Le sénateur Mark Warner et Adam Kinzinger, membres de la chambre des représentants, révèlent deux nouvelles informations concernant les cas d’hypoxie des pilotes de F-22 : le taux d’incidents liés au manque d’oxygène serait supérieur aux chiffres annoncés jusque-là, et ils émettent également des inquiétudes concernant l’utilisation du filtre respiratoire mis en place, puis retiré car potentiellement dangereux. Le taux d’incidents liés à l’hypoxie serait dix fois plus important avec le F-22 qu’avec d’autres avions de l’US Air Force, c’est un rapport de 12,81 incidents inexpliqués d’hypoxie pour 10 000 heures de vol pour le F-22, contre moins de 0,4 pour les autres avions.
Dans une lettre datée du 10 mai et adressée au secrétariat général de l’USAF, les deux hommes politiques posent au total 13 questions concernant le système d’oxygénation des pilotes de F-22, les cas d’hypoxie et les mesures et enquêtes conduites dans cette affaire. Les réponses peuvent être consultées ici : Réponses de l’US Air Force.
Mark Warner et Adam Kinzinger recommandent une enquête de sécurité immédiate, confidentielle et anonyme de tout le personnel ayant affaire au F-22, afin d’avoir des résultats crédibles et exhaustifs concernant les causes d’hypoxie. Ils enjoignent également l’US Air Force à ne pas engager de représailles si des voix venaient à se faire entendre, le but étant d’obtenir le plus de réponses possibles, pour pouvoir prendre les mesures qui s’imposent.

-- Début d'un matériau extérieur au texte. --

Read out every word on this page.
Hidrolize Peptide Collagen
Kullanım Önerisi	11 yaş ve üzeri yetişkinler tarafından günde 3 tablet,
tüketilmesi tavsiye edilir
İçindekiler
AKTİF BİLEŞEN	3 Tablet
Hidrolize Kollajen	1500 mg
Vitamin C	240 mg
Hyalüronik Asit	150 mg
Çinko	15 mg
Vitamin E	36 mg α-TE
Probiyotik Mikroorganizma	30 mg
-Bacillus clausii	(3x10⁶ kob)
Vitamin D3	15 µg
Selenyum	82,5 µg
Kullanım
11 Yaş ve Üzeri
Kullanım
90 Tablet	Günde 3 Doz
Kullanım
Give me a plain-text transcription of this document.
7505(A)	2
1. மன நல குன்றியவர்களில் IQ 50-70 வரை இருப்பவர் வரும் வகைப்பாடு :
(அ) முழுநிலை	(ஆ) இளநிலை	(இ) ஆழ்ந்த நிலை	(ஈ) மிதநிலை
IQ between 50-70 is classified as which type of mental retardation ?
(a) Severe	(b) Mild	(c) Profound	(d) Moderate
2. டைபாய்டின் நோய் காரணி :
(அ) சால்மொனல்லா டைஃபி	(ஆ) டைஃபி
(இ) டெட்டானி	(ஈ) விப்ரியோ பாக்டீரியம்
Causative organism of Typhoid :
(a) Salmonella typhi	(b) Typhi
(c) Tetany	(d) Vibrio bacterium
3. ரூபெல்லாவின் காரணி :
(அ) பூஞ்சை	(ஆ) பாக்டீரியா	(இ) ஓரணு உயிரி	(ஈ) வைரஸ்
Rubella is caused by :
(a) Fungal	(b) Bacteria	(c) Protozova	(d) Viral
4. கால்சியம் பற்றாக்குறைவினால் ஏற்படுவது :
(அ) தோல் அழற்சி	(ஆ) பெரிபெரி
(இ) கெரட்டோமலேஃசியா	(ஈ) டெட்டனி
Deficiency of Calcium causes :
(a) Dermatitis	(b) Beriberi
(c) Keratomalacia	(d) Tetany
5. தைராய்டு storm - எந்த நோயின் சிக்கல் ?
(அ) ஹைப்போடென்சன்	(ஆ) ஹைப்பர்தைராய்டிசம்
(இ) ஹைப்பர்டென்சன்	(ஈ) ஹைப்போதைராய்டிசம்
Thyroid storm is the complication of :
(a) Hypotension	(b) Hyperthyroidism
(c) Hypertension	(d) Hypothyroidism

De plus, la presse américaine (l’agence de presse Bloomberg en tête), rapporte que les combinaisons anti-G des pilotes de F-22 pourraient être une piste pour expliquer le manque d’oxygénation en vol. L’US Air Force a exigé de ses pilotes de ne plus porter leur gilet anti-G lors des vols de routine, et cela, tant que l’origine des hypoxies n’aura pas été déterminée avec précision. Cette veste anti-G pourrait en effet être une des causes du manque d’oxygénation des pilotes de F-22. Ceux-ci seraient en effet empêchés de prendre une profonde respiration, et donc de respirer librement dans certains cas de figure. Des études menées en partenariat avec l’US Air Force et l’unité de plongée de l’US Navy ont mis en évidence le fort taux d’échec des gilets anti-G lors de tests d’efficacité, a déclaré Adam Kinzinger lors d’une conférence téléphonique avec des journalistes. Des tests additionnels seront bientôt menés.
Les entreprises participant à la fabrication du gilet, Gentex Corp. (tuyaux et valves) et Sewing Technology Inc. (gilet) se défendent de tout défaut de conception et renvoient les journalistes de Bloomberg aux conclusions de l’US Air Force.
Pour mémoire, la flotte de F-22 avait été clouée au sol entre mai et septembre 2011, pour cause d’incidents hypoxiques répétés. Les vols ont repris depuis, sans que la cause n’ait été identifiée. Début mai 2012, deux pilotes de F-22 sont intervenus lors d’un reportage, pour dévoiler au grand jour les dysfonctionnements du système d’oxygénation à bord des avions. Le département de la Défense a ensuite procédé à une restriction des vols, les cantonnant à des zones proches d’aéroports et de bases aériennes, afin de permettre un atterrissage rapide en cas de réactions physiques inhabituelles. Un nouveau système d’alimentation en oxygène a également été commandé par l’USAF, les kits devraient être montés d’ici la fin du mois d’avril 2013. Alors que l’US Air Force se veut rassurante et publie des études montrant que la vie des pilotes de F-22 n’est pas en danger, elle n’est pourtant toujours pas en mesure de fournir des explications quant à la cause exacte du manque d’oxygène ressenti par certains pilotes.